American soccer player

Hugh Roberts (born September 27, 1992) is an American soccer player who plays as a defender for USL League One club Charlotte Independence.

==Youth and college==

===College===
Roberts played college soccer at George Mason University between 2010 and 2013.

While at college, Roberts played for USL PDL club Baltimore Bohemians during their 2012 and 2013 seasons.

== Club career ==
===Richmond Kickers===
Roberts signed with USL Pro club Richmond Kickers on March 7, 2013. After three seasons with the Kickers, Roberts became a regular starter on the backline making 79 total appearances and scoring twice. During the 2016 season, Roberts was named to the USL All-League First Team.

===Bethlehem Steel===
Roberts signed with USL club Bethlehem Steel FC on December 22, 2016. Roberts scored his first goal for Bethlehem in April 2017, the winner in a 1–0 home victory over FC Cincinnati.

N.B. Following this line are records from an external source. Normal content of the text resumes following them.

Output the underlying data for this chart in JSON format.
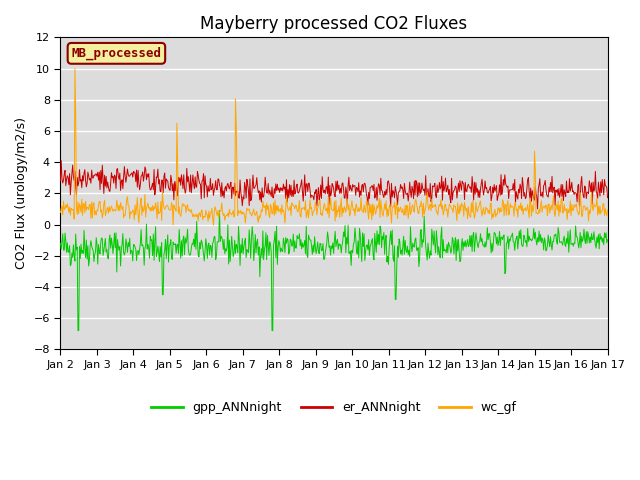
{
  "title": "Mayberry processed CO2 Fluxes",
  "ylabel": "CO2 Flux (urology/m2/s)",
  "ylim": [
    -8,
    12
  ],
  "yticks": [
    -8,
    -6,
    -4,
    -2,
    0,
    2,
    4,
    6,
    8,
    10,
    12
  ],
  "xtick_labels": [
    "Jan 2",
    "Jan 3",
    "Jan 4",
    "Jan 5",
    "Jan 6",
    "Jan 7",
    "Jan 8",
    "Jan 9",
    "Jan 10",
    "Jan 11",
    "Jan 12",
    "Jan 13",
    "Jan 14",
    "Jan 15",
    "Jan 16",
    "Jan 17"
  ],
  "n_days": 16,
  "bg_color": "#dcdcdc",
  "fig_color": "#ffffff",
  "legend_label": "MB_processed",
  "legend_bg": "#f5f0a0",
  "legend_border": "#8b0000",
  "gpp_color": "#00cc00",
  "er_color": "#cc0000",
  "wc_color": "#ffa500",
  "legend_entries": [
    "gpp_ANNnight",
    "er_ANNnight",
    "wc_gf"
  ],
  "n_points": 720,
  "seed": 42
}
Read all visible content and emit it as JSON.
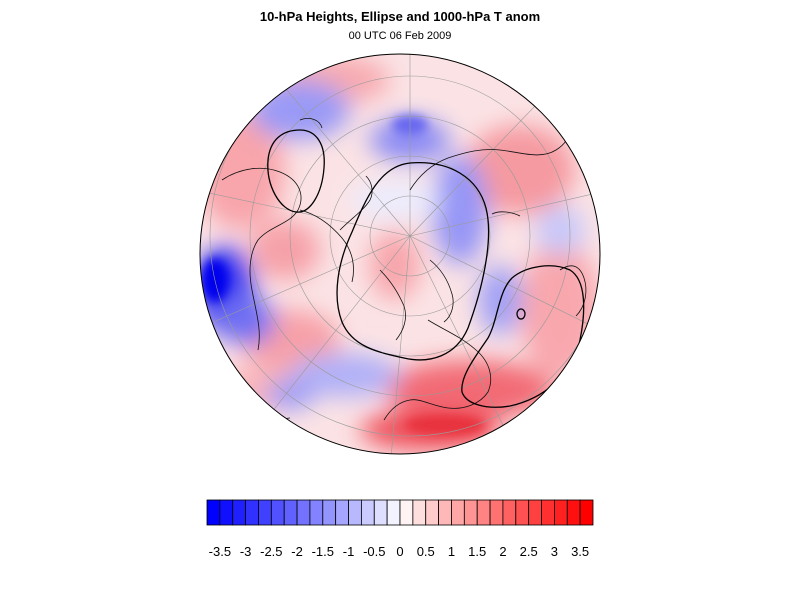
{
  "plot": {
    "title": "10-hPa Heights, Ellipse and 1000-hPa T anom",
    "subtitle": "00 UTC 06 Feb 2009"
  },
  "map": {
    "projection": "orthographic",
    "field": "temperature-anomaly",
    "contours": [
      "ellipse",
      "10-hPa height contour"
    ]
  },
  "colorbar": {
    "levels": [
      -3.75,
      -3.5,
      -3.25,
      -3,
      -2.75,
      -2.5,
      -2.25,
      -2,
      -1.75,
      -1.5,
      -1.25,
      -1,
      -0.75,
      -0.5,
      -0.25,
      0,
      0.25,
      0.5,
      0.75,
      1,
      1.25,
      1.5,
      1.75,
      2,
      2.25,
      2.5,
      2.75,
      3,
      3.25,
      3.5,
      3.75
    ],
    "labels": [
      "-3.5",
      "-3",
      "-2.5",
      "-2",
      "-1.5",
      "-1",
      "-0.5",
      "0",
      "0.5",
      "1",
      "1.5",
      "2",
      "2.5",
      "3",
      "3.5"
    ],
    "label_values": [
      -3.5,
      -3,
      -2.5,
      -2,
      -1.5,
      -1,
      -0.5,
      0,
      0.5,
      1,
      1.5,
      2,
      2.5,
      3,
      3.5
    ],
    "cold_color": "#0000ff",
    "warm_color": "#ff0000",
    "neutral_color": "#ffffff"
  }
}
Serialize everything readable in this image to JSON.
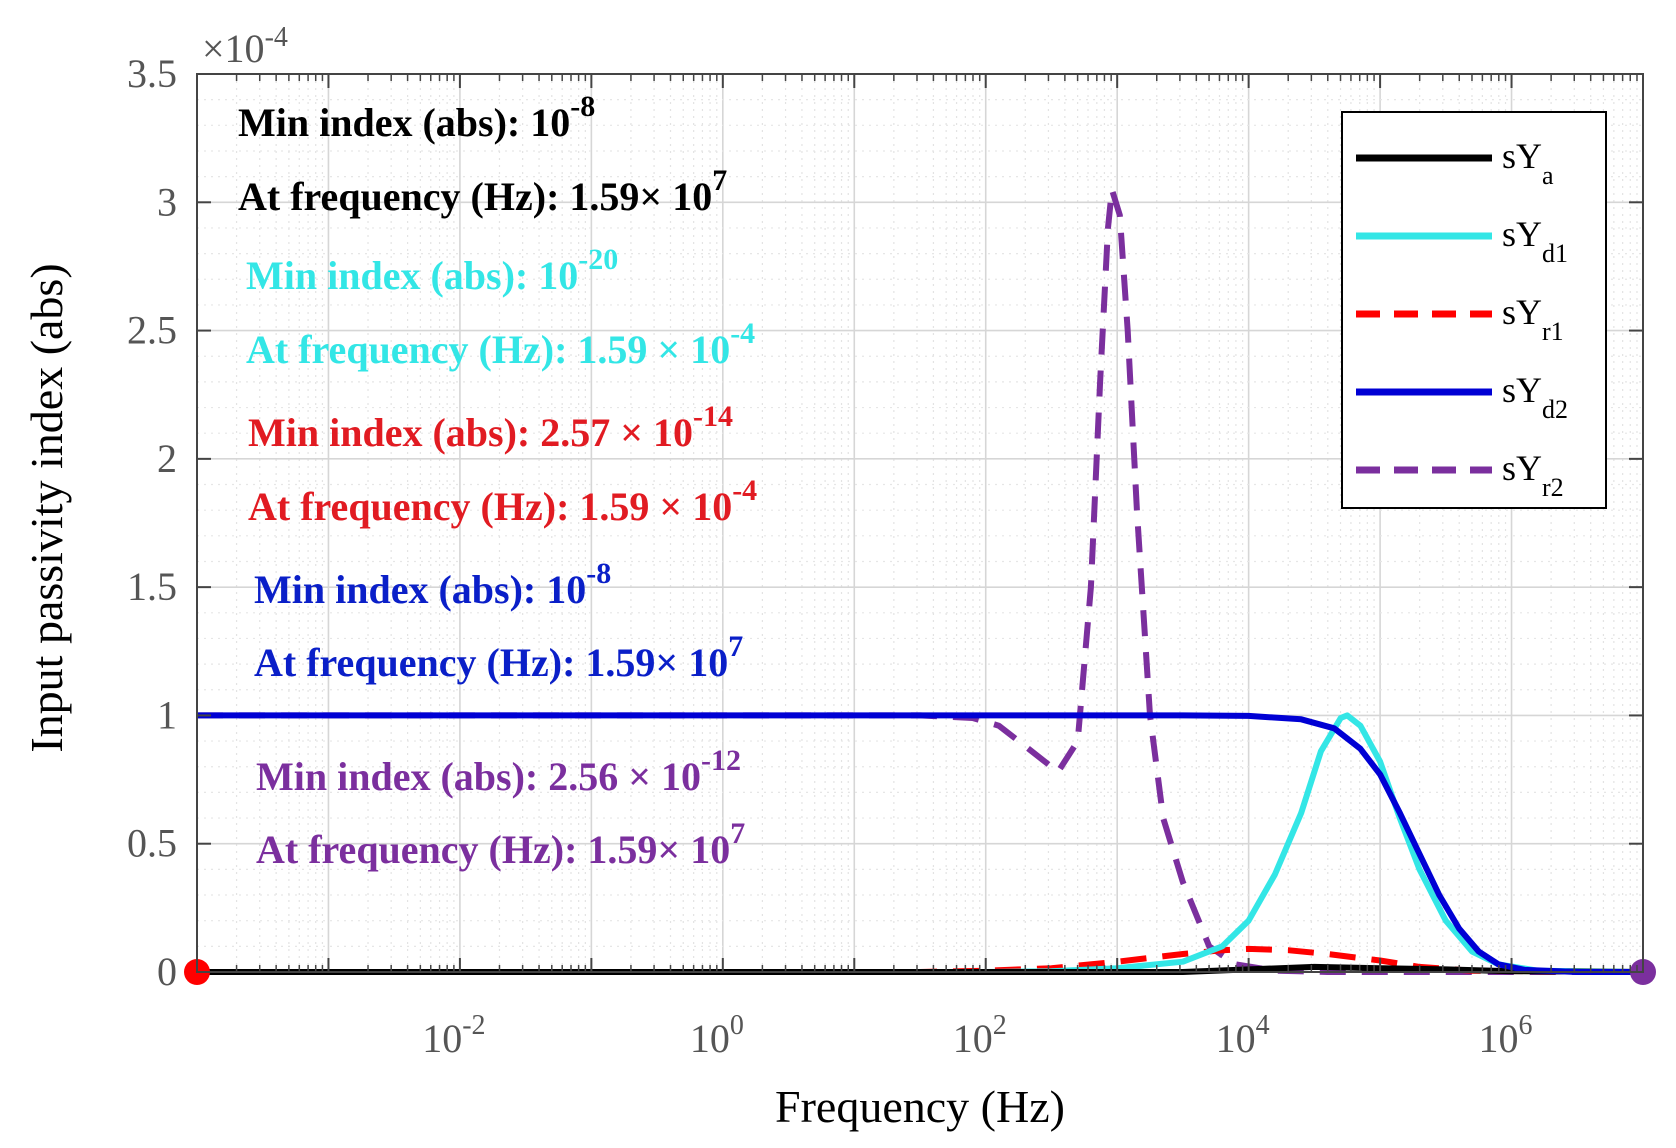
{
  "chart_data": {
    "type": "line",
    "xscale": "log",
    "xlabel": "Frequency (Hz)",
    "ylabel": "Input passivity index (abs)",
    "y_multiplier": "×10",
    "y_multiplier_exp": "-4",
    "xlim": [
      0.0001,
      10000000
    ],
    "ylim": [
      0,
      3.5
    ],
    "grid": true,
    "legend_position": "top-right",
    "xticks": [
      {
        "base": "10",
        "exp": "-2",
        "value": 0.01
      },
      {
        "base": "10",
        "exp": "0",
        "value": 1
      },
      {
        "base": "10",
        "exp": "2",
        "value": 100
      },
      {
        "base": "10",
        "exp": "4",
        "value": 10000
      },
      {
        "base": "10",
        "exp": "6",
        "value": 1000000
      }
    ],
    "yticks": [
      {
        "label": "0",
        "value": 0
      },
      {
        "label": "0.5",
        "value": 0.5
      },
      {
        "label": "1",
        "value": 1
      },
      {
        "label": "1.5",
        "value": 1.5
      },
      {
        "label": "2",
        "value": 2
      },
      {
        "label": "2.5",
        "value": 2.5
      },
      {
        "label": "3",
        "value": 3
      },
      {
        "label": "3.5",
        "value": 3.5
      }
    ],
    "series": [
      {
        "name": "sY",
        "sub": "a",
        "color": "#000000",
        "dash": "solid",
        "points": [
          [
            -4,
            0
          ],
          [
            3.5,
            0
          ],
          [
            4,
            0.01
          ],
          [
            4.5,
            0.02
          ],
          [
            5,
            0.015
          ],
          [
            5.5,
            0.01
          ],
          [
            6,
            0.003
          ],
          [
            7,
            0
          ]
        ]
      },
      {
        "name": "sY",
        "sub": "d1",
        "color": "#33e6e6",
        "dash": "solid",
        "points": [
          [
            -4,
            0
          ],
          [
            2,
            0
          ],
          [
            2.5,
            0.003
          ],
          [
            3,
            0.015
          ],
          [
            3.5,
            0.04
          ],
          [
            3.8,
            0.1
          ],
          [
            4,
            0.2
          ],
          [
            4.2,
            0.38
          ],
          [
            4.4,
            0.62
          ],
          [
            4.55,
            0.86
          ],
          [
            4.7,
            0.99
          ],
          [
            4.75,
            1.0
          ],
          [
            4.85,
            0.96
          ],
          [
            5,
            0.82
          ],
          [
            5.15,
            0.6
          ],
          [
            5.3,
            0.4
          ],
          [
            5.5,
            0.2
          ],
          [
            5.7,
            0.08
          ],
          [
            5.9,
            0.03
          ],
          [
            6.2,
            0.005
          ],
          [
            7,
            0
          ]
        ]
      },
      {
        "name": "sY",
        "sub": "r1",
        "color": "#ff0000",
        "dash": "dashed",
        "points": [
          [
            -4,
            0
          ],
          [
            1.5,
            0
          ],
          [
            2,
            0.005
          ],
          [
            2.5,
            0.015
          ],
          [
            3,
            0.04
          ],
          [
            3.5,
            0.07
          ],
          [
            3.8,
            0.085
          ],
          [
            4,
            0.09
          ],
          [
            4.3,
            0.085
          ],
          [
            4.6,
            0.07
          ],
          [
            5,
            0.045
          ],
          [
            5.3,
            0.02
          ],
          [
            5.7,
            0.005
          ],
          [
            7,
            0
          ]
        ]
      },
      {
        "name": "sY",
        "sub": "d2",
        "color": "#0000d4",
        "dash": "solid",
        "points": [
          [
            -4,
            1.0
          ],
          [
            3.5,
            1.0
          ],
          [
            4,
            0.998
          ],
          [
            4.4,
            0.985
          ],
          [
            4.65,
            0.95
          ],
          [
            4.85,
            0.87
          ],
          [
            5,
            0.77
          ],
          [
            5.15,
            0.62
          ],
          [
            5.3,
            0.46
          ],
          [
            5.45,
            0.3
          ],
          [
            5.6,
            0.17
          ],
          [
            5.75,
            0.08
          ],
          [
            5.9,
            0.03
          ],
          [
            6.1,
            0.008
          ],
          [
            6.5,
            0
          ],
          [
            7,
            0
          ]
        ]
      },
      {
        "name": "sY",
        "sub": "r2",
        "color": "#7b2f9e",
        "dash": "dashed",
        "points": [
          [
            -4,
            1.0
          ],
          [
            1.5,
            1.0
          ],
          [
            1.9,
            0.99
          ],
          [
            2.1,
            0.96
          ],
          [
            2.3,
            0.88
          ],
          [
            2.55,
            0.78
          ],
          [
            2.7,
            0.9
          ],
          [
            2.8,
            1.5
          ],
          [
            2.87,
            2.3
          ],
          [
            2.93,
            2.9
          ],
          [
            2.96,
            3.05
          ],
          [
            3.02,
            2.95
          ],
          [
            3.08,
            2.5
          ],
          [
            3.15,
            1.8
          ],
          [
            3.25,
            1.0
          ],
          [
            3.35,
            0.6
          ],
          [
            3.5,
            0.35
          ],
          [
            3.7,
            0.1
          ],
          [
            3.9,
            0.03
          ],
          [
            4.2,
            0.005
          ],
          [
            4.6,
            0
          ],
          [
            7,
            0
          ]
        ]
      }
    ],
    "annotations": [
      {
        "label": "Min index (abs): ",
        "base": "10",
        "exp": "-8",
        "color": "#000000"
      },
      {
        "label": "At frequency (Hz): 1.59× ",
        "base": "10",
        "exp": "7",
        "color": "#000000"
      },
      {
        "label": "Min index (abs): ",
        "base": "10",
        "exp": "-20",
        "color": "#33e6e6"
      },
      {
        "label": "At frequency (Hz): 1.59 × ",
        "base": "10",
        "exp": "-4",
        "color": "#33e6e6"
      },
      {
        "label": "Min index (abs): 2.57 × ",
        "base": "10",
        "exp": "-14",
        "color": "#e11b22"
      },
      {
        "label": "At frequency (Hz): 1.59 × ",
        "base": "10",
        "exp": "-4",
        "color": "#e11b22"
      },
      {
        "label": "Min index (abs): ",
        "base": "10",
        "exp": "-8",
        "color": "#0a1fc8"
      },
      {
        "label": "At frequency (Hz): 1.59× ",
        "base": "10",
        "exp": "7",
        "color": "#0a1fc8"
      },
      {
        "label": "Min index (abs): 2.56 × ",
        "base": "10",
        "exp": "-12",
        "color": "#7b2f9e"
      },
      {
        "label": "At frequency (Hz): 1.59× ",
        "base": "10",
        "exp": "7",
        "color": "#7b2f9e"
      }
    ],
    "markers": [
      {
        "x": -4,
        "y": 0,
        "color": "#ff0000"
      },
      {
        "x": 7,
        "y": 0,
        "color": "#7b2f9e"
      }
    ]
  }
}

===Pittsburgh Riverhounds===
After a single season with Bethlehem Steel, Roberts signed for USL's other Pennsylvania-based team, Pittsburgh Riverhounds SC on March 7, 2018.

===Charlotte Independence===
On January 10, 2019, Roberts joined USL Championship side Charlotte Independence.

===Monterey Bay FC===
Roberts signed with expansion side Monterey Bay F.C. on February 8, 2022, and was named the team's captain for their inaugural season. Roberts was included in the starting 11 for Monterey Bay's inaugural match, a 4–2 loss to Phoenix Rising FC. His first goal with the club came in the 90th minute in a match away to Oakland Roots. The goal was the game winner for the club's first ever victory in a professional competition. He left Monterey Bay following their 2023 season.

===Charlotte Independence===
Roberts returned to the Charlotte Independence, now in USL League One, on January 16, 2024.